Chris Eubank Sr Weighs In On His Son Vs Conor Benn... And He's Not Entirely Wrong

Three pounds can make all the difference
14:00, 13 Sep 2022

October’s new generation revival of the Benn-Eubank boxing feud has been thrown into disarray. Conor Benn is due to face Chris Eubank Jr in a bout that plays into the rivalry shared by their fathers in the 1990s. Chris Eubank Sr has vowed to do everything in his power to ensure “that fight does not happen”, however. Citing the 157lb catchweight, three pounds lower than Eubank Jr’s usual middleweight limit, Eubank Sr said, “my son's life cannot be put in danger”. 

One can see why this is a sensitive subject for the former world champion. Touching upon the tragic loss of his son Sebastian, who passed away last year at the age of 29, Eubank Sr said, “I've already lost one. It can't happen again… if you have a child and someone's trying to actually take that child away from you, and do something wrong to that child, as a dad you wouldn't let them.”


Reports claiming the fight is off have jumped the gun, with Eubank Jr's promoter Kalle Sauerland telling talkSPORT on Tuesday morning that the fight is "absolutely on." But the scorn poured upon Eubank Sr’s efforts is telling. A number of armchair experts have been quick to point out how three pounds doesn’t make a difference in boxing and that the father has no reason to fear for his son. While the fight was accepted at this weight and perhaps could pass at this weight without incident, it is a risk to Eubank Jr. 

Boxers take weight seriously, right down to the last pound. The Sportsman spoke with Amir Khan back in January ahead of his fight with Kell Brook.
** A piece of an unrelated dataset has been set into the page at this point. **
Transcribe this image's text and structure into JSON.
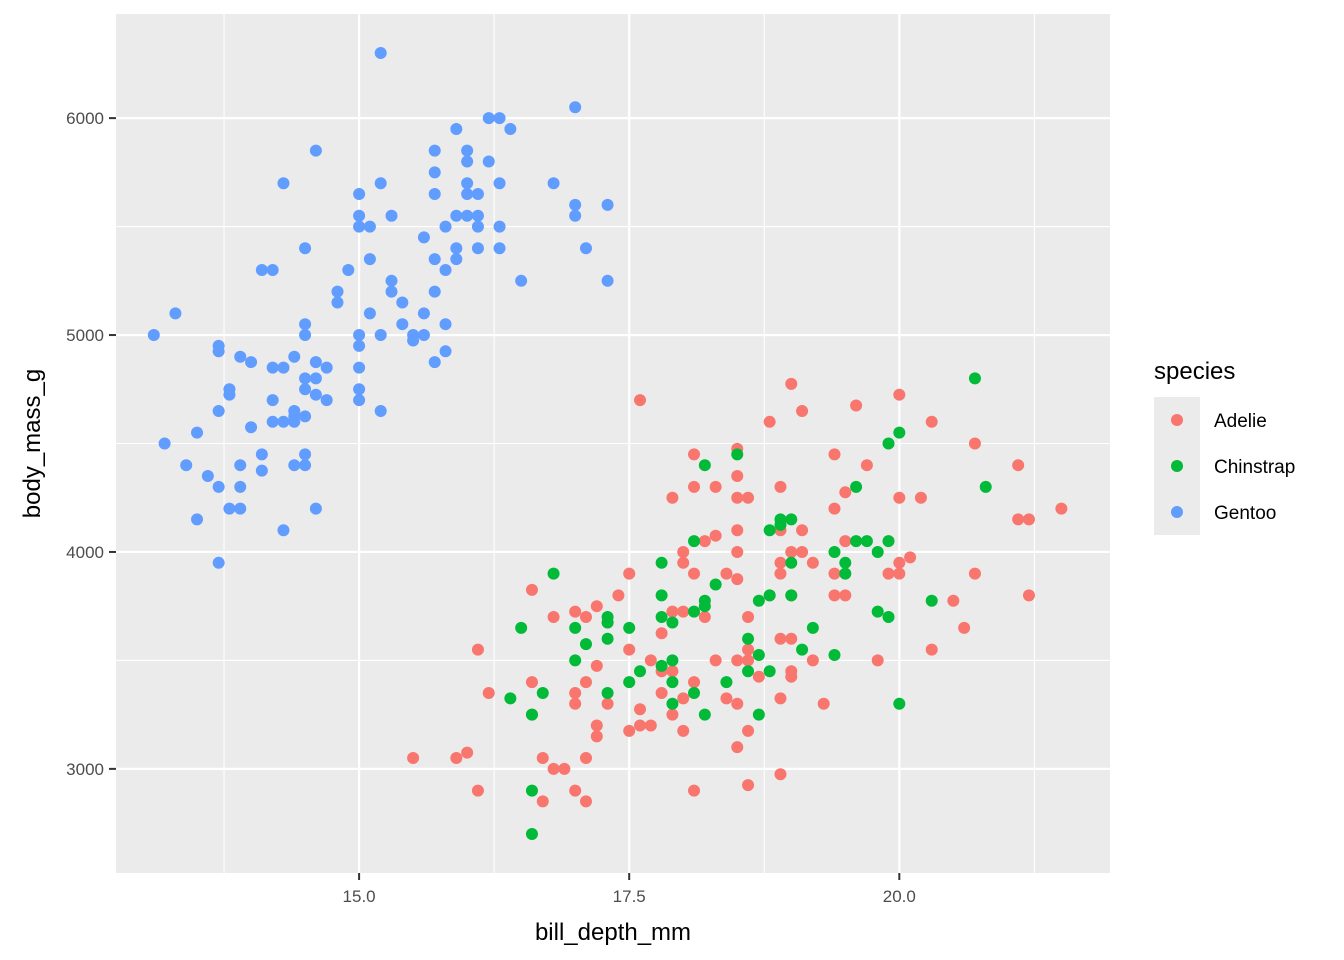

The Olympic silver medalist spoke of how the bout was held up over the proposed weight and that the average fan did not understand the issue. “I was never happy making 149. I agreed to it, because I look the bad one. When I say I'm not going to do the fight because it's not at 147 then people are like ‘But it’s two pounds!’” In comments that ring very true for the Benn-Eubank situation, Khan added, “Two pounds makes a massive difference. People don't understand that especially when you cut weight.”

Some of modern boxing’s greats have understood the importance of a couple of pounds, and used this fine margin to their advantage. Manny Pacquiao ostensibly moved up in weight in 2010 to fight Antonio Margarito for the vacant WBC light middleweight championship. But the Filipino superstar insisted the bout take place four-pounds below the traditional limit, at 150lbs. Pacquiao ran roughshod over Margarito to win a lop-sided unanimous decision.


Pacquiao’s great rival, Floyd Mayweather, saw similar importance in the manipulation of weight. When ‘Money’ fought Saul ‘Canelo’ Alvarez in 2013, he did so two-pounds beneath the light middleweight limit, despite the WBC and WBA 154lb world titles being on the line. Mayweather had fought Miguel Cotto at 154lbs the year before, further demonstrating that ‘Money’ felt like he needed a little extra against ‘Canelo’. People are trying to tell Eubank Sr that two or three pounds doesn’t matter, but they mattered enough for the biggest boxing name of the last decade to insist upon a catchweight against Alvarez.

Eubank Sr seems to be speaking as a concerned father who does not want to see his son hurt or wronged. To want the fight to still go ahead despite his intervention is acceptable. But do not mock him for his concerns. To boxers, two or three pounds really can make all the difference.